Entwine Audition Kit: Teeny Tiny Coils
I picked up this handy kit at a Circle of Sisters event in New York a couple of years back. They were selling like hotcakes for just $10, and the package contained pretty much everything that you need to wash, condition, moisturize and style your hair. The package also contained a deep hydrating conditioning hair mask, which imparted terrific moisture to my hair during my washing process. But I threw out that envelope. I would say the best components of this kit are the deep conditioner, and the two small pots of styling products. Not only is this a handy way of trying out products, but it’s a perfect travel kit, too. Everything you need for up to two washing cycles is in this kit — which is also TSA compliant!
Difeel: Body soaps
I snatched up this line of body soaps from Sunflower Cosmetics, Inc., in my local beauty supply store while stocking up on barrettes and ponytail holders for Baby, and all sorts of hair things for myself. The soaps go for $3.99 a bar, but they aren’t cheap quality. They cleanse effectively, and leave the skin feeling smooth and moisturized. At first I bought just a couple, then went back again for a few more. There’s just one tiny drawback: I’m not sure if it’s wholly or majority black-owned. The photo on the back of the Black Soap has a picture of a Black man working on the product, while the company’s listing at Manta.com says it is owned by a guy named David Kim. Maybe they co-founded it, and Mr. Kim is the managing principal or something? I’ve reached out to the company, but knowing these small operations, it could be a while before they reply. I’ll update as I get new information.
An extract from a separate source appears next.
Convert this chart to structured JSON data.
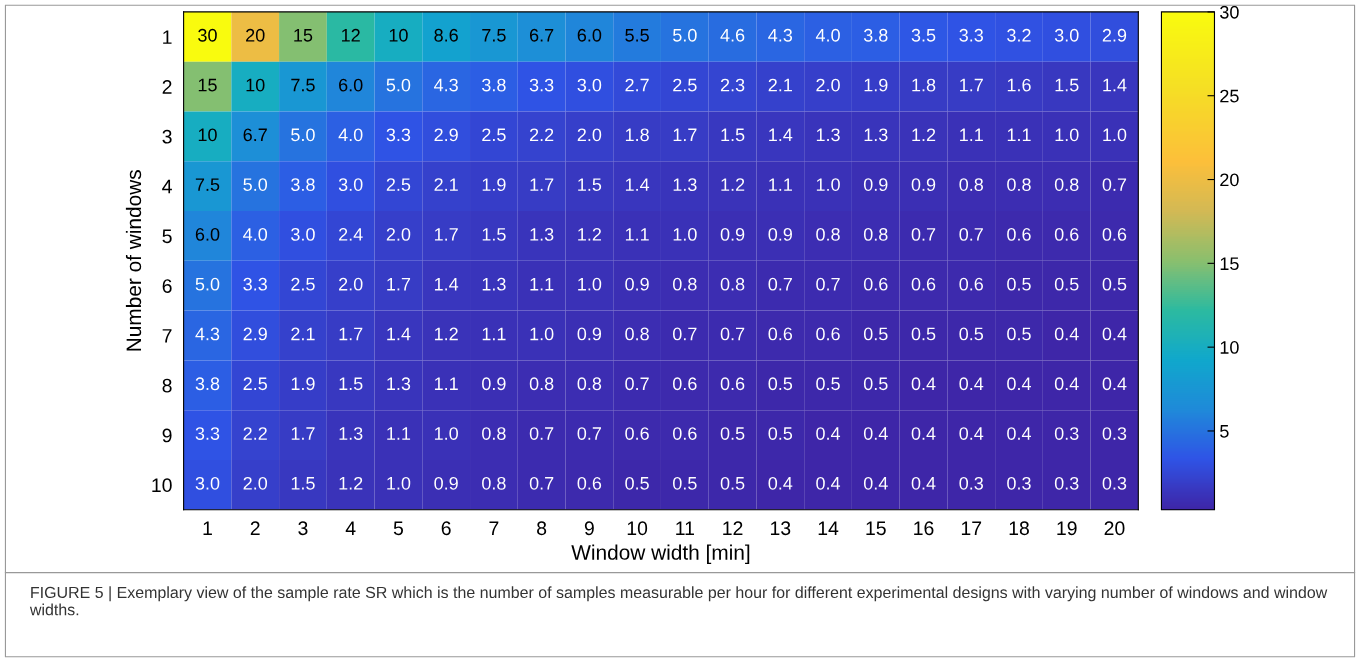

And that wraps up my first blog post on Empties: B.O.M.B. edition (technically also B.O.B.B., for Black-owned beauty brands. But who’s checking?). These are my current tried and true products that deliver on the creators claims on the package with the added bonus of helping to build financial autonomy and independence for Black people. If you know anything about how financial values shape American society and our mores, you know that Black Enterprise’s DOFE Principles and F.U.B.U. are not reactionary declarations of “exclusion” and “reverse racism.” They are indispensable values for any minority in this country to live by.